In Healthcare Predictive Analytics, Big Data Is Sometimes a Big Mess
Those in Big Data and Healthcare Analytics circles will seldom hear the phrase “less is more.” In a clinical setting however, there is an important lesson to learn in regards to the effective execution of predictive analytics. We should not confuse more data with more insight. More data is simply more—as in more tables, more lists, more replicates, more clinics, more controls, more rows, tables of tables and lists of lists, etc. You get the idea. In short, for predictive analytics to be effective in a clinical venue, a specific focus will always trump global utility. This is especially true for two reasons. First, specificity means improved performance and accuracy of the algorithm. Second, it will improve the effectiveness of any associated intervention.
Successful Predictive Analytics in Healthcare: 4 Reasons Why Predictive Analytics Does Not Depend on Big Data
The key to successful predictive analytics implementation is rooted much more in upfront planning than harnessing big data. It actually begins well upstream of the predictor and implementation.
First, it is essential to accurately model the workflow and detail the specific question at hand that you want the computer to address.
Next, collect the necessary data specific to and characteristic of that problem space. Gathering data is often divided into three areas:
1) What is known about the specific patient?
2) What is known about that population?
3) What supplementary data can be leveraged from external and public sources?
The goal here is to stay specific to the original question at hand. Using the computer to help with feature selection can be especially useful during this step.
Third, recognize the weaknesses and leverage the strengths of various algorithm approaches. For example, linear regression is typically used for continuous data, while logistic regression is for categorical/discrete data. Naive Bayes deals with missing data much better than many other approaches. Support vector machine algorithms are powerful as a non-linear classifier (and have excellent performance in binary classification), but they are computationally demanding to train and to run and sensitive to noisy data. Notably, “human readable” classifiers such as rules based or regression can implement directly into many SQL reporting environments, while other approaches that are “machine readable” (e.g. random forest, neural nets) may require additional programming.

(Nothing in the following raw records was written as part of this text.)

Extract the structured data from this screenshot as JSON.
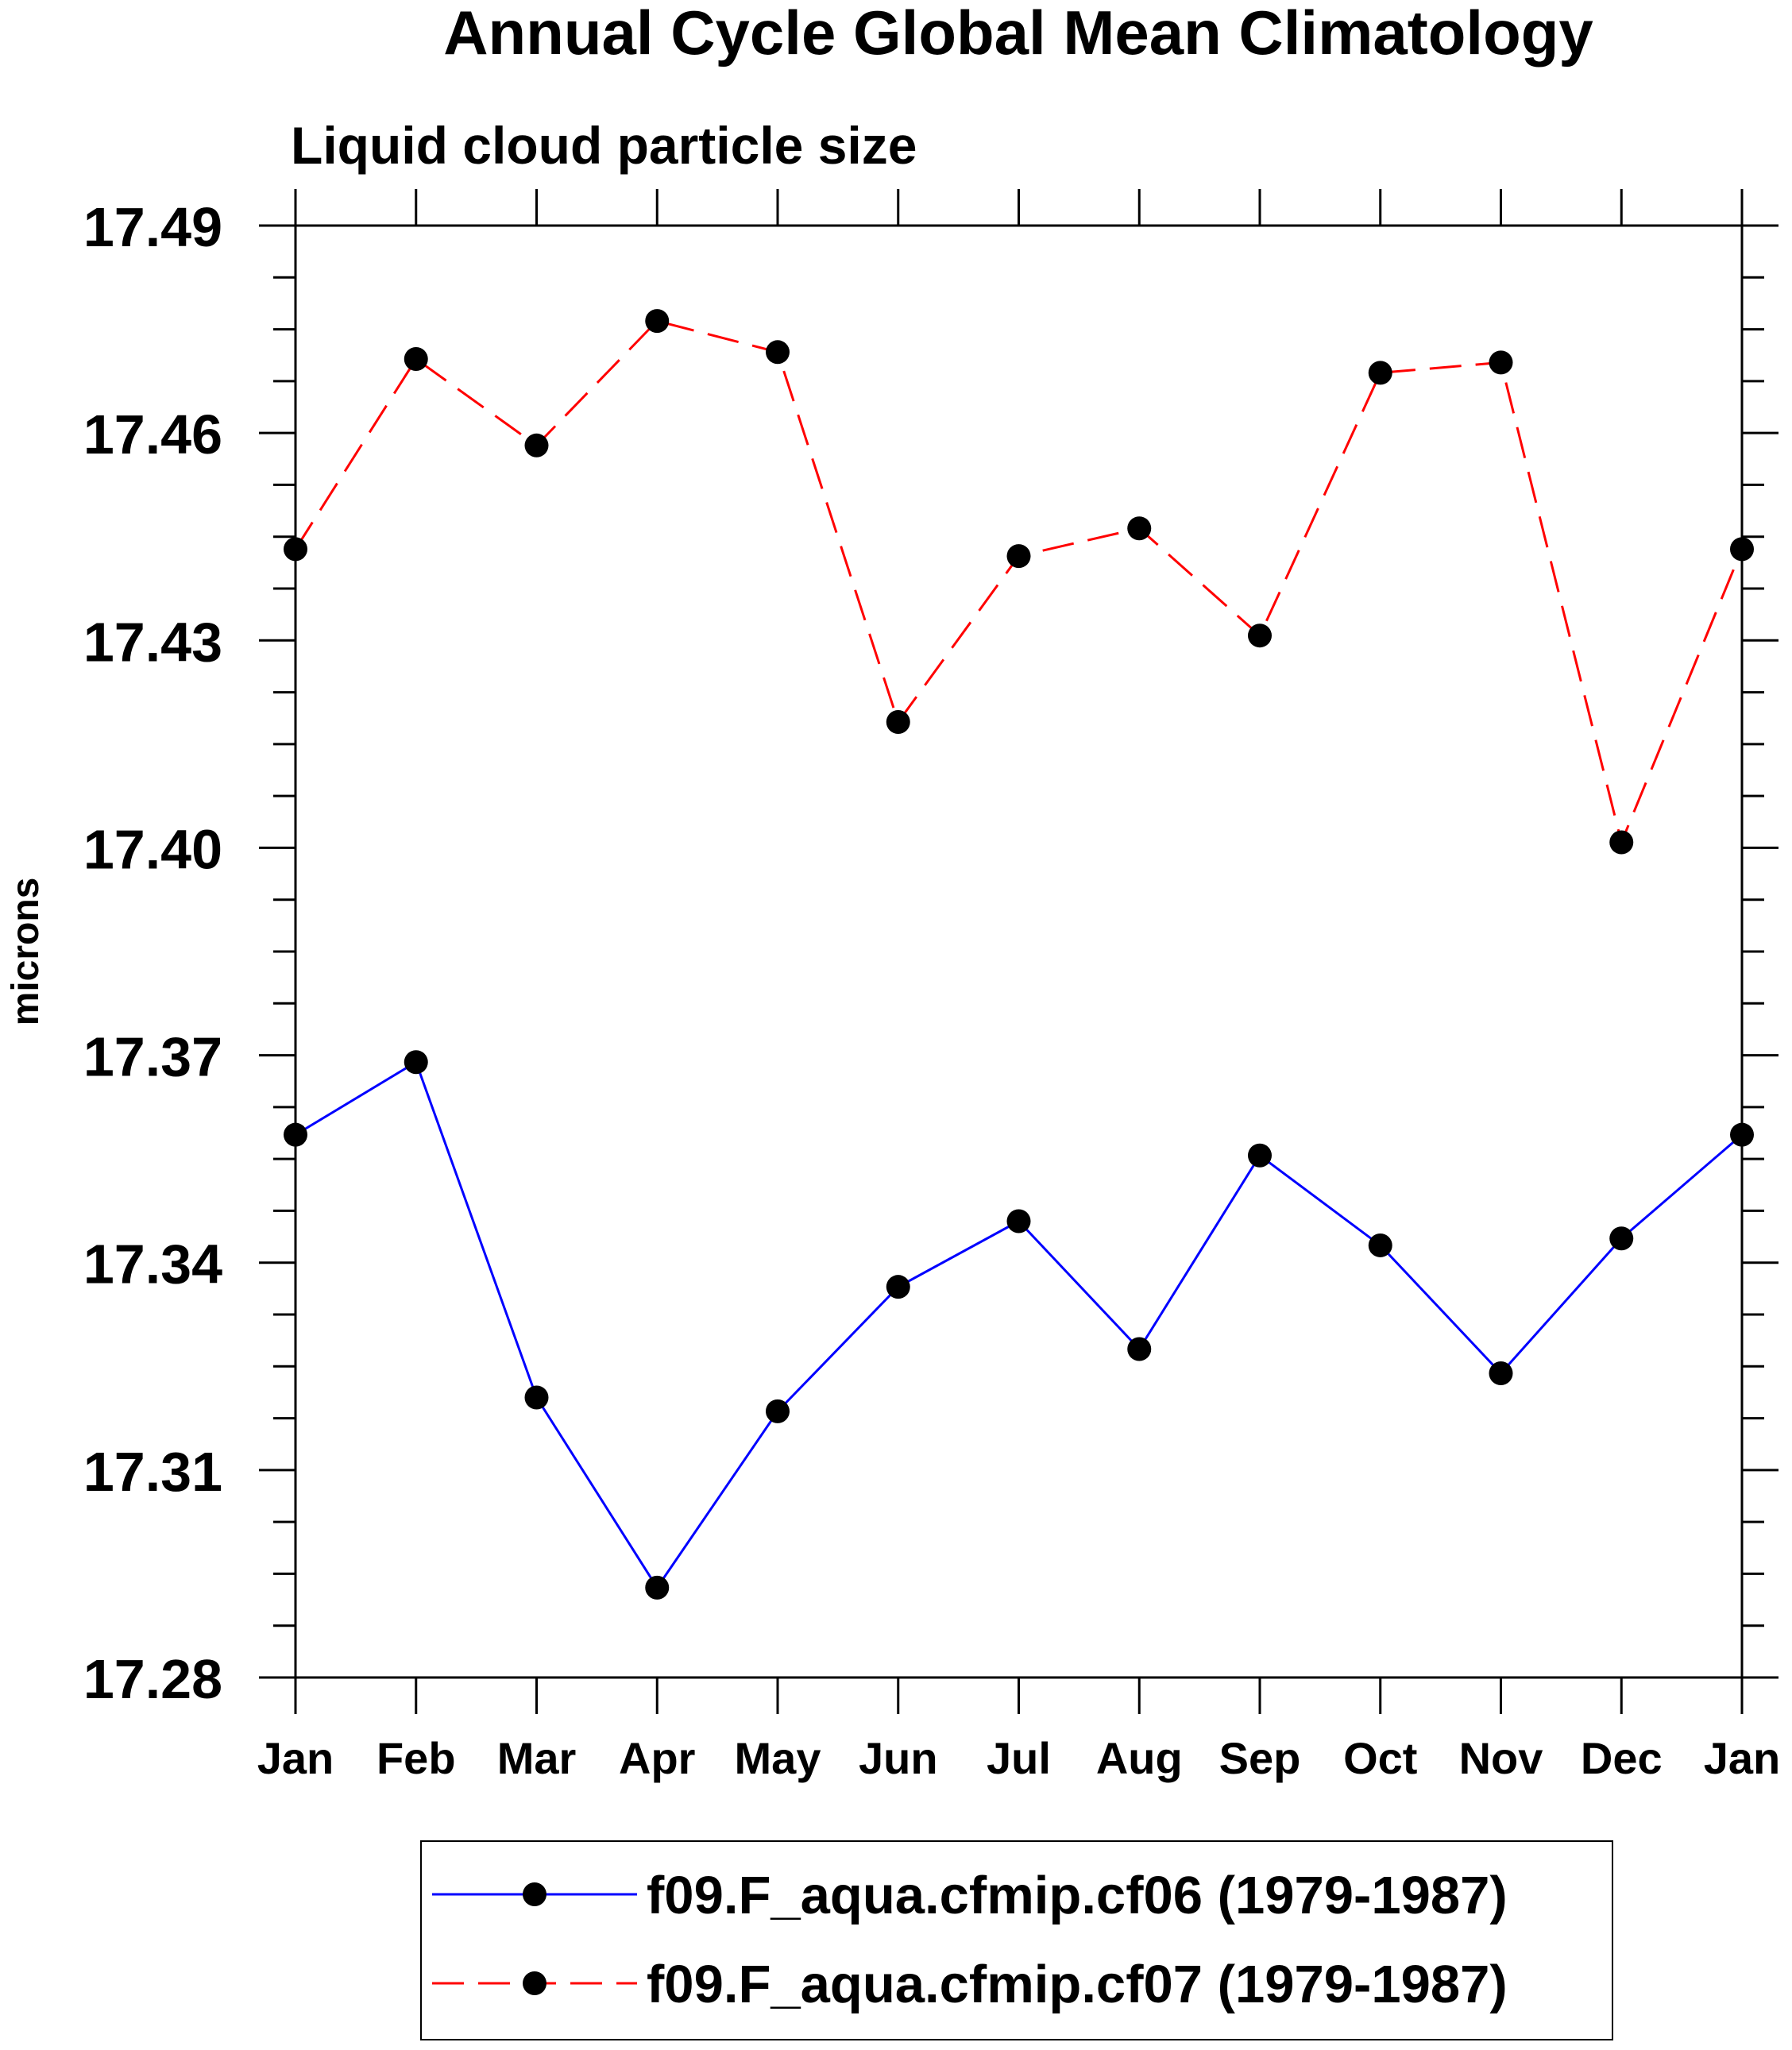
{
  "chart_data": {
    "type": "line",
    "title": "Annual Cycle Global Mean Climatology",
    "subtitle": "Liquid cloud particle size",
    "xlabel": "",
    "ylabel": "microns",
    "categories": [
      "Jan",
      "Feb",
      "Mar",
      "Apr",
      "May",
      "Jun",
      "Jul",
      "Aug",
      "Sep",
      "Oct",
      "Nov",
      "Dec",
      "Jan"
    ],
    "ylim": [
      17.28,
      17.49
    ],
    "yticks": [
      "17.28",
      "17.31",
      "17.34",
      "17.37",
      "17.40",
      "17.43",
      "17.46",
      "17.49"
    ],
    "grid": false,
    "legend_position": "bottom",
    "series": [
      {
        "name": "f09.F_aqua.cfmip.cf06 (1979-1987)",
        "color": "#0000ff",
        "dash": "solid",
        "marker": "filled-circle",
        "values": [
          17.3585,
          17.369,
          17.3205,
          17.293,
          17.3185,
          17.3365,
          17.346,
          17.3275,
          17.3555,
          17.3425,
          17.324,
          17.3435,
          17.3585
        ]
      },
      {
        "name": "f09.F_aqua.cfmip.cf07 (1979-1987)",
        "color": "#ff0000",
        "dash": "dashed",
        "marker": "filled-circle",
        "values": [
          17.4432,
          17.4707,
          17.4582,
          17.4762,
          17.4717,
          17.4182,
          17.4422,
          17.4462,
          17.4307,
          17.4687,
          17.4702,
          17.4008,
          17.4432
        ]
      }
    ]
  }
}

And finally–but perhaps most importantly—find the appropriate clinical group and environment to implement. Prediction should not be done for prediction sake. The not-so-obvious irony is that without having the proper framework in place, with willingness to intervene and context for meaningful use, prediction is really not very useful. In fact, it is often a waste of time and money.
Don’t Trade Utility for Big Data Hype
With so much hype surrounding market buzzwords such as Big Data and Predictive Analytics, it can be daunting for healthcare organizations to sort through all the noise in this space. One guiding principle is to not trade useful for sexy. In healthcare, the trade-off of a more generalized prediction model that inputs Big Data and global features is that targeted utility is lost or diluted. The very features that characterize a condition well are the attributes that can train an accurate predictor. But if those variables (features) do not stand out above the background noise, the predictor only finds the noise well. For this reason, prediction focused on a specific clinical setting or patient need will always trump a generic predictor in terms of accuracy and utility.
The full power of clinical prediction is best realized when the computational question is carefully defined, specific variables are gathered, a targeted need is met, and participants are willing to act.
For predictive analytics, it’s the intervention that matters most. After all, it’s the intervention–not the predictor–that will improve patient care.
What experiences have you had with Big Data in healthcare? Have your predictor sets found a lot of noise or have you found variables that seem to work well?